Anadolu’ya sığınan aydın teması, romanın yayımlandığı 1922 yılının toplumsal ruhuna da denk düşer. Tanpınar, Edebiyat Üzerine Makaleler’inde şöyle yazar:

“Anadolu Mücadelesinin başladığı günlerde, bu Anadolu’ya kaçış eserin hudutlarını da aşıyordu. Romanın tefrika edildiği günleri benim gibi hatırlayanlar, onun nasıl sıcağı sıcağına o günlerde İstanbul’da esen havaya cevap verdiğini bilirler.”[7]

Cevat Dursunoğlu da cepheye giden her subayın manevra sandığında bir Çalıkuşu’nun olduğunu belirtir.[8]

Çalıkuşu romanında olayların Cumhuriyet öncesinde geçtiği anımsanırsa, erkekler dünyasında çalışmayı seçen bir kadının karşılaştığı güçlüklerin dile getirilmesi yoluyla, döneme özgü toplumsal eleştiri de yapılmaktadır. Bu noktada, romanda çok kez bürokrasiye yöneltilen eleştiri okları, erkek egemen dünyaya da yöneltilir.

Çalıkuşu bugün de ilgiyle okunuyorsa, bunun nedenini, kahramanı Feride’nin içten, sevecen ve açık yürekli tutumunda ve idealist, cesur kişiliğinde aramak gerekir. Reşat Nuri Güntekin, Feride’nin kişiliğinde, sadece aşkta hayal kırıklığına uğramış bir genç kızı anlatmamış; hayatını halkının geri kalmışlıktan kurtulmasına adamış idealist bir öğretmen tipi de çizmiştir. Ülkenin geri kalmışlıktan kurtulması ve modernleşmesinde eğitimin esas alınması düşüncesi, bütün bir Cumhuriyet kuşağını da etkilemiş; özellikle öğretmenlik mesleğinin daima adanmışlık ve fedakârlık kavramlarıyla birlikte anılmasına neden olmuştur. Bu bakımdan, Feride, bütün genç ve idealist kadın öğretmenlerin, roman gerçekliğinde ebediyen yaşayan öncüsü ve simgesidir.

Hülya Soyşekerci


[1] Bu konuda Necdet Neydim’in çalışması önemlidir. “Türkiye’de Çeviri ve Telif Eserlerde Genç Kız Edebiyatı”, Necdet Neydim, Bu Yayınevi , İstanbul, 2005, s. 27.

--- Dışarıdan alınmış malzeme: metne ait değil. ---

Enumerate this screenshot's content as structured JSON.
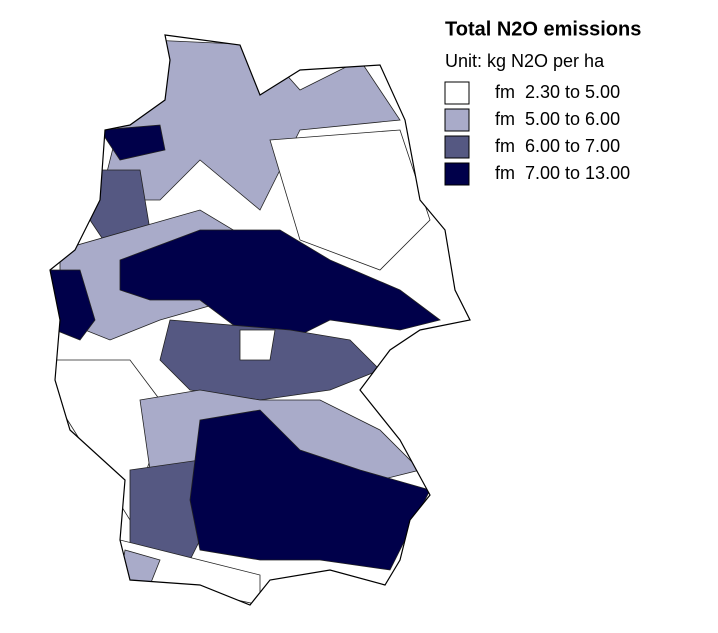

[2] Mustafa Baydar, “Edebiyatçılarımız Ne diyorlar?” Ahmet Halit Yaşaroğlu Kitapçılık, İstanbul, 1960, s. 89.

[3] Fethi Naci, “Yüz Yılın Yüz Türk Romanı”, Türkiye İş Bankası Kültür Yayınları, İstanbul, Haziran 2010, s. 81-111.

[4] Murat Belge, “Edebiyat Üstüne Yazılar,” İletişim Yayınları, İstanbul, 2006, s. 275.

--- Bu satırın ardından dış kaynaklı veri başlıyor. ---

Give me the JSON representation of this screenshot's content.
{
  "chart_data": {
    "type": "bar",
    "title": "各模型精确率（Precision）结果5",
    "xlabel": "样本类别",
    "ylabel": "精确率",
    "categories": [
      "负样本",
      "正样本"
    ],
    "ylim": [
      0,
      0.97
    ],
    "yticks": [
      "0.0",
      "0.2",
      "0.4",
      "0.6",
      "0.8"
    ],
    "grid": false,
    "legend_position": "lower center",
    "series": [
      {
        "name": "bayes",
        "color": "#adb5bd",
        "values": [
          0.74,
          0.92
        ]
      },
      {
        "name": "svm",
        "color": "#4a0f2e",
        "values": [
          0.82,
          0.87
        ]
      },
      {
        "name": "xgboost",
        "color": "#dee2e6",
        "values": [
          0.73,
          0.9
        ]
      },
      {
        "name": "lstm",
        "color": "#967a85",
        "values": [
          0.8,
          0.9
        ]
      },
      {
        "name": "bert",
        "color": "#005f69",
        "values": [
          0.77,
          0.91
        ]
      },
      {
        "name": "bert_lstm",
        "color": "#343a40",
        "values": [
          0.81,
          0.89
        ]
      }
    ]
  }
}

[5] Bkz. Taylan Altuğ, “Bir Ruh Kimliği Reşat Nuri Güntekin, İnkılâp Kitabevi, İstanbul, 2005, s. 47.

[6] Çiğdem Ülker, “Ekinle Gelen”, Kanguru Yayınları, Ankara, Nisan 2013, s. 86-87.

[7] Ahmet Hamdi Tanpınar, “Edebiyat Üzerine Makaleler”, Dergâh Yayınları, İstanbul, Eylül 1975, s. 441.

[8] Bkz. Rauf Mutluay, “100 Soruda Çağdaş Türk Edebiyatı,1908-1972”, Gerçek Yayınevi, İstanbul, 1973, s. 209.